Maik reichte Bri eine gläserne Wasserflasche und ohne zu überprüfen, ob es vielleicht ätzendes Wasser war, kippte Bri die kühle Flüssigkeit in ihre Kehle. Es war göttlich.
„Wir kommen aus Septentrio", erzählte sie, als sie die Flasche geleert hatte. „Sind wir in Supra? – Oh, ich muss kotzen –" Bri wartete kurz, doch ihr Magen beruhigte sich langsam wieder. „Alles in Ordnung. Sind wir in Supra?"
„Allmächtiger, ihr Ärmsten", wisperte die Frau mit Tränen in den Augen. „Mein Kind, du bist in Aurora."
Bri starrte sie an. Ganz langsam schüttelte sie den Kopf. „Diese Miststücke, diese verfluchten, verdammten Hurensöhne!"
„Wow", gab der Junge nach einiger Zeit von sich. „Ich wünschte, ich könnte mal so losfluchen ..."

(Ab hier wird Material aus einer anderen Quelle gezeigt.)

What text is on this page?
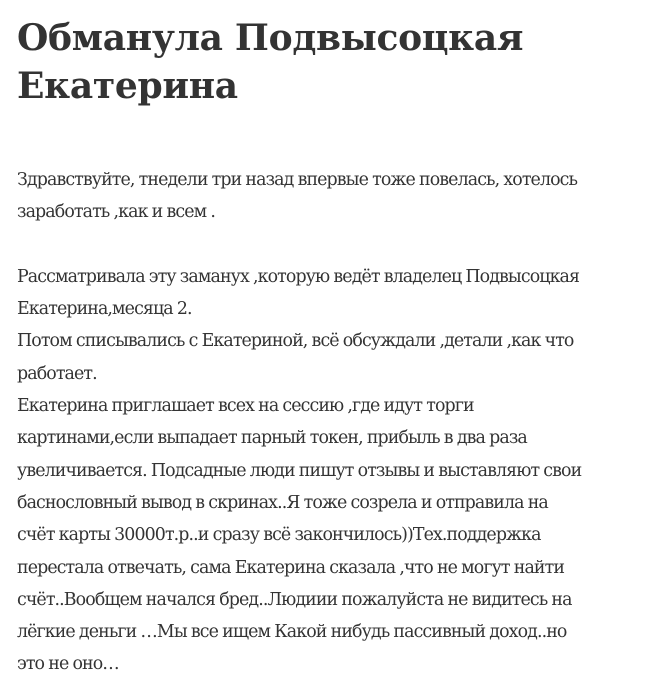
Обманула Подвысоцкая
Екатерина
Здравствуйте, тнедели три назад впервые тоже повелась, хотелось
заработать ,как и всем .
Рассматривала эту заманух ,которую ведёт владелец Подвысоцкая
Екатерина,месяца 2.
Потом списывались с Екатериной, всё обсуждали ,детали ,как что
работает.
Екатерина приглашает всех на сессию ,где идут торги
картинами,если выпадает парный токен, прибыль в два раза
увеличивается. Подсадные люди пишут отзывы и выставляют свои
баснословный вывод в скринах..Я тоже созрела и отправила на
счёт карты 30000т.р..и сразу всё закончилось))Тех.поддержка
перестала отвечать, сама Екатерина сказала ,что не могут найти
счёт..Вообщем начался бред..Людиии пожалуйста не видитесь на
лёгкие деньги …Мы все ищем Какой нибудь пассивный доход..но
это не оно…
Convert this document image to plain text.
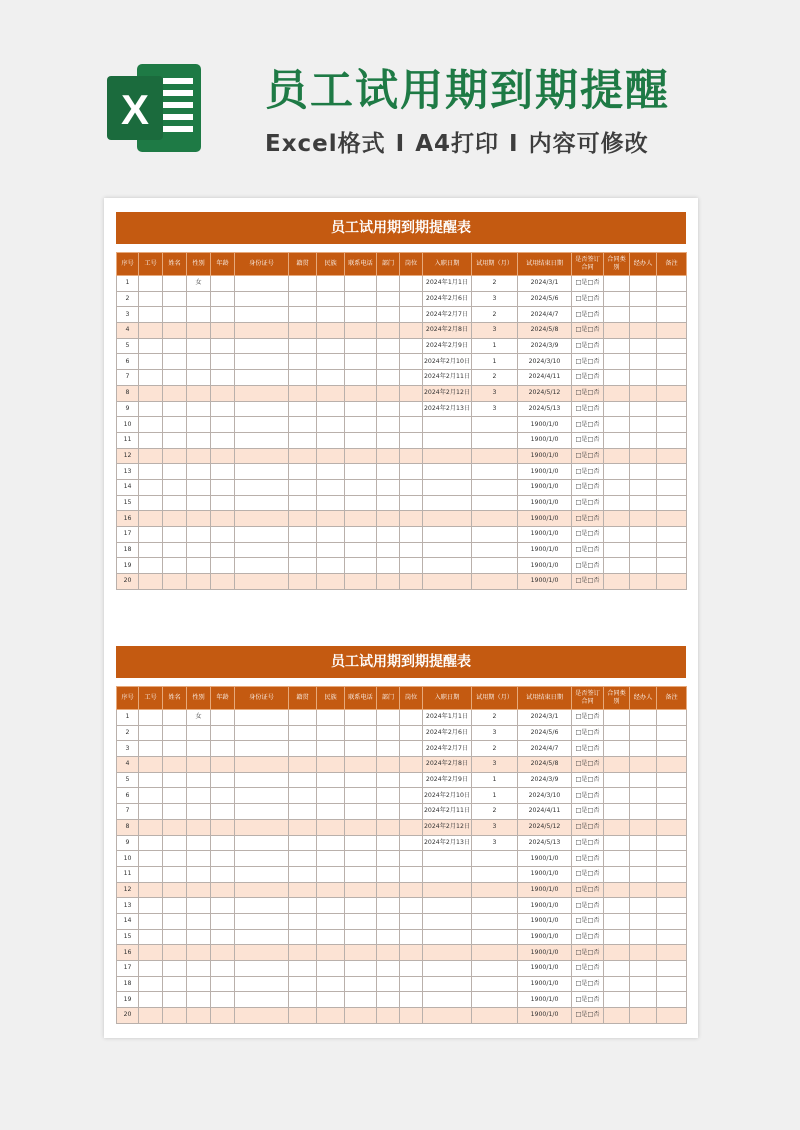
X	员工试用期到期提醒
Excel格式 I A4打印 I 内容可修改
员工试用期到期提醒表
序号	工号	姓名	性别	年龄	身份证号	籍贯	民族	联系电话	部门	岗位	入职日期	试用期（月）	试用结束日期	是否签订合同	合同类别	经办人	备注
1			女								2024年1月1日	2	2024/3/1	□是□否			
2											2024年2月6日	3	2024/5/6	□是□否			
3											2024年2月7日	2	2024/4/7	□是□否			
4											2024年2月8日	3	2024/5/8	□是□否			
5											2024年2月9日	1	2024/3/9	□是□否			
6											2024年2月10日	1	2024/3/10	□是□否			
7											2024年2月11日	2	2024/4/11	□是□否			
8											2024年2月12日	3	2024/5/12	□是□否			
9											2024年2月13日	3	2024/5/13	□是□否			
10													1900/1/0	□是□否			
11													1900/1/0	□是□否			
12													1900/1/0	□是□否			
13													1900/1/0	□是□否			
14													1900/1/0	□是□否			
15													1900/1/0	□是□否			
16													1900/1/0	□是□否			
17													1900/1/0	□是□否			
18													1900/1/0	□是□否			
19													1900/1/0	□是□否			
20													1900/1/0	□是□否			
员工试用期到期提醒表
序号	工号	姓名	性别	年龄	身份证号	籍贯	民族	联系电话	部门	岗位	入职日期	试用期（月）	试用结束日期	是否签订合同	合同类别	经办人	备注
1			女								2024年1月1日	2	2024/3/1	□是□否			
2											2024年2月6日	3	2024/5/6	□是□否			
3											2024年2月7日	2	2024/4/7	□是□否			
4											2024年2月8日	3	2024/5/8	□是□否			
5											2024年2月9日	1	2024/3/9	□是□否			
6											2024年2月10日	1	2024/3/10	□是□否			
7											2024年2月11日	2	2024/4/11	□是□否			
8											2024年2月12日	3	2024/5/12	□是□否			
9											2024年2月13日	3	2024/5/13	□是□否			
10													1900/1/0	□是□否			
11													1900/1/0	□是□否			
12													1900/1/0	□是□否			
13													1900/1/0	□是□否			
14													1900/1/0	□是□否			
15													1900/1/0	□是□否			
16													1900/1/0	□是□否			
17													1900/1/0	□是□否			
18													1900/1/0	□是□否			
19													1900/1/0	□是□否			
20													1900/1/0	□是□否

„Maik!", warnte die Frau. Mit einem Lächeln wandte sie sich wieder an Bri. „Mein Name ist Ella. Das ist mein Sohn Maik."
Bri hörte sie kaum. „Aurora? Aber ... aber ich dachte, die Richtung wäre ... Aurora ist doch zerstört!"
„Nein. Das denkt ihr nur", erklärte Ella etwas zerknirscht. „Aurora ist genauso wenig zerstört wie Meridies oder Vesper."
„Nein", beharrte Bri.
Ella sah sie beinahe entschuldigend an, so, als täte es ihr Leid, Bri widersprechen zu müssen. „Doch. Sie sind alle bevölkert und –"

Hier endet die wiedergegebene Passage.